確かに顔が涙と鼻水でぐしゃぐしゃすぎて………汚い。

「娘にも嫌われてる気がする!!」
「誰だってそうなりますよ!早く顔を洗ってきてください!!」
「(´・ω・`)」
「そんな顔してもダメですからね!?」
「………はい」

まぁ、なんだかんだと賑やかな日常です(苦笑)。

***

あの日以降私はユリアとして家族と仲良くしようと努力しています。
毎日食事には参加してますし、エリーと姉妹らしく敬語をはずすよう努力をしたり、お母様とお茶をしたり………とにかく頑張っているんです!
なのに………どうしてもお父様だけ上手くいかないんですよね………。
仲良くなるのって難しいです………。


「ねぇじいや。お父様と仲良くなるにはどうしたらいいと思う?」
「旦那様と………ですか?」
「うん。なんというか………前ほどに上手く会話ができないというか………」

本当にコミュニケーション能力皆無で申し訳ないです。

「無理に仲良くしようと考えずとも、お嬢様のペースでいいと思いますけどねぇ………」
「ですが………それだとまた逃げてしまいそうなので………」

「………お嬢様は旦那様がお嫌いですか?」

「………いいえ」

怖いと思ったときはあります。
でも、嫌いだとは思いません。
というより嫌いになれない………というのが正しいかもしれません。

「その気持ちがあれば大丈夫ですよ。ですがきっかけが欲しいのでしたらエイリアの日に贈り物をするというのはいかがでしょう?」
「エイリアの日………?」
「えぇ。この国の伝統的なお祭りです。
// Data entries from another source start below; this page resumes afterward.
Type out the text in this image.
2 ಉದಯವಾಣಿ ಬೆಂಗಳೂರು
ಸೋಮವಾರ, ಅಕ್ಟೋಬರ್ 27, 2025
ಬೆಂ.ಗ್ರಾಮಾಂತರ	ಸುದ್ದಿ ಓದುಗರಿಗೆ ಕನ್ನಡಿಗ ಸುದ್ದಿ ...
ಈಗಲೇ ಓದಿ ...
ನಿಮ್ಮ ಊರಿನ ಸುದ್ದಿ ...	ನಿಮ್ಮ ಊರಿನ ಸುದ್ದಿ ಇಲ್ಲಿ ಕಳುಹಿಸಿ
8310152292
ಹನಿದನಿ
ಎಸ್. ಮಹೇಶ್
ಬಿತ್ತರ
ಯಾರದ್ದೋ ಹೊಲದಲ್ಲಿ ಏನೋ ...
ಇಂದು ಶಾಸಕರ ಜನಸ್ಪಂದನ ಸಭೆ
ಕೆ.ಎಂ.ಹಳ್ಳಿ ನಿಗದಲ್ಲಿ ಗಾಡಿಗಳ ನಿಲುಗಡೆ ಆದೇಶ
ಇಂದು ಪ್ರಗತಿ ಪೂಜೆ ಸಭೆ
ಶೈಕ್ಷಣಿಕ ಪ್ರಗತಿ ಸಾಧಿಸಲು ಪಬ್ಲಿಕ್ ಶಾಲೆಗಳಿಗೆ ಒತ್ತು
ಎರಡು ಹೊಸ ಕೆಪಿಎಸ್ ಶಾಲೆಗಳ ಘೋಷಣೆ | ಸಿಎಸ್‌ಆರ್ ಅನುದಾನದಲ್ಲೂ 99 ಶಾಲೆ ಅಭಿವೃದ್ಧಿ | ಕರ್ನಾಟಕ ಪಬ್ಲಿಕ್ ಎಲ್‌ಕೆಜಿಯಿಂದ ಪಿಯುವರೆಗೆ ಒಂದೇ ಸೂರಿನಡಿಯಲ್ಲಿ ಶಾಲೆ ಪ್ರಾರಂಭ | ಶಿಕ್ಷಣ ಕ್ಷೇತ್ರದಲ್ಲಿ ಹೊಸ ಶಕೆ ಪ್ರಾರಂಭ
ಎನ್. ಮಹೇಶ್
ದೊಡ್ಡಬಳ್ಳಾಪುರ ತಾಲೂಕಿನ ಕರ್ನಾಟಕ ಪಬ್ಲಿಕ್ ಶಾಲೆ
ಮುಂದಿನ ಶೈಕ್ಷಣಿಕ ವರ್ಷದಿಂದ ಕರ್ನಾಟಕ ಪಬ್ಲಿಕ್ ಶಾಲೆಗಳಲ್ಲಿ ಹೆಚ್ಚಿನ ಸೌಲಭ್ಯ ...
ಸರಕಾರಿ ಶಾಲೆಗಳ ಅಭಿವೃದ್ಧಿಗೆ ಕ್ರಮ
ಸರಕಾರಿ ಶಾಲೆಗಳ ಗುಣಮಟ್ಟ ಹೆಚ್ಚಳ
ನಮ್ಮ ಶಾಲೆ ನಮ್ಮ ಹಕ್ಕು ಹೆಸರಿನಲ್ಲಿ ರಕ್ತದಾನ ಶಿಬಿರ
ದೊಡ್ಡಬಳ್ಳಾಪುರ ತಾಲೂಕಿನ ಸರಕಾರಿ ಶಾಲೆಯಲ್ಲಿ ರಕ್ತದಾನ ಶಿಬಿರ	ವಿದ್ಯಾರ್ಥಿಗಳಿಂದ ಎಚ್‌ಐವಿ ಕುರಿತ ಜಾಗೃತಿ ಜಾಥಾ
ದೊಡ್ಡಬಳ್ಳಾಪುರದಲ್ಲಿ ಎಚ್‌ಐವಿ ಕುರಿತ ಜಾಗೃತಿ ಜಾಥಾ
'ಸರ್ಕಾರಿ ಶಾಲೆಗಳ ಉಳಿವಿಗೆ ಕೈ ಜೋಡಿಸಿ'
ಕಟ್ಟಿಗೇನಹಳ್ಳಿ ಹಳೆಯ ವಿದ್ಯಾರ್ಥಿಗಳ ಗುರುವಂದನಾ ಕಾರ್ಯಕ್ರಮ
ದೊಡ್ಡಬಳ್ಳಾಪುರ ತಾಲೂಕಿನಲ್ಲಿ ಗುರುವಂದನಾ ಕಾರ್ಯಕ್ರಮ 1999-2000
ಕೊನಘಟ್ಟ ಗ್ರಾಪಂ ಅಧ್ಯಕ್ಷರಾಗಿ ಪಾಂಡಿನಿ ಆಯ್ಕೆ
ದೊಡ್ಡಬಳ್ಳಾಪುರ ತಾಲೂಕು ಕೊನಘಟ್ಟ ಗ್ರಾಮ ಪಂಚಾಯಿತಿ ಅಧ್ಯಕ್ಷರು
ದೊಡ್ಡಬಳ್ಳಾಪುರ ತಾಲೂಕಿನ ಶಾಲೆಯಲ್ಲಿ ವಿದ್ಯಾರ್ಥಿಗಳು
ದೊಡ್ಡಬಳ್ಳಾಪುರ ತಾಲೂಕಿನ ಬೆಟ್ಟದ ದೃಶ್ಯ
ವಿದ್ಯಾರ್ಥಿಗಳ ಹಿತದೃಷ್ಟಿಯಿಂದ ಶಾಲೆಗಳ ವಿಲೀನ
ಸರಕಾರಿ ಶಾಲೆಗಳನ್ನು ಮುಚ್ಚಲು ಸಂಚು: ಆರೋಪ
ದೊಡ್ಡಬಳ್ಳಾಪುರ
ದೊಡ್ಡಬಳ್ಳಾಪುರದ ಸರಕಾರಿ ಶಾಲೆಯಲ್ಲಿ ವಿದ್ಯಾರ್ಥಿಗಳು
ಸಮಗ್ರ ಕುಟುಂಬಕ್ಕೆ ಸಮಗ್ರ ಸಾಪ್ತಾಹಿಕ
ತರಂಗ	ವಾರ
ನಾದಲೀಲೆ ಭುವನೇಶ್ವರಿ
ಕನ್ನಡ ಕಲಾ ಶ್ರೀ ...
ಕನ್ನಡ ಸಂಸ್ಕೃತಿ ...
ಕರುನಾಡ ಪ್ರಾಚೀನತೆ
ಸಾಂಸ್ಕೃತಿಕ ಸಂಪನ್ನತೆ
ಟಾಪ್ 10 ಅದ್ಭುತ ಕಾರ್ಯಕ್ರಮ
女神イリア様に日頃の感謝と今後の縁を望むお祭りなんです。そのため、多くの者が大切な人にエイリアの花と共に感謝を贈る日で有名なんですよ」
「なるほど………確かにいいかも………!!ありがとう、じいや」
「いえいえ」
「さっそくいろいろ考えてみるわね!!」



***


「これがエイリアの花ですか………綺麗」

淡い黄色で花びらは五枚。
ユリのような厚みとひまわりのはなびらよりも広めな長い花びらが特徴。
儚くもどこか勇気をくれるようなそんな優しい花。
花言葉は………親愛。

「………」

そっと図鑑に描かれたエイリアを指で撫でる。
なぜかと言われてもそうしたくなったんです。

「とても………素敵な花です」

贈ろう。この花を。
私の大切な人たちに。
そして伝えたい。
数えきれない感謝と私の思いを。

「そうと決まったら行動ですね!」

そう意気込んで、私はそのための準備を始めるのでした………。

☆☆☆☆


お久しぶりです!長らくお待たせしてしまい大変申し訳ございません!
ちょっと風邪をこじらせてしまい………+結膜炎。
三日くらい死んでました………ごめんなさい。
3日間のブランクは大きかった………(泣)
一応今日から投稿再開いたします!
これからもよろしくお願いいたします!!

☆エイリアの日 解説
エイリアの日は父の日、母の日なんかを合わせたものだと考えていただければ!
モチーフはエイリアの花。
花を贈ったり、それをかたどったものを贈ったりするお祭りです。
家族、恋人、友人などが対象です。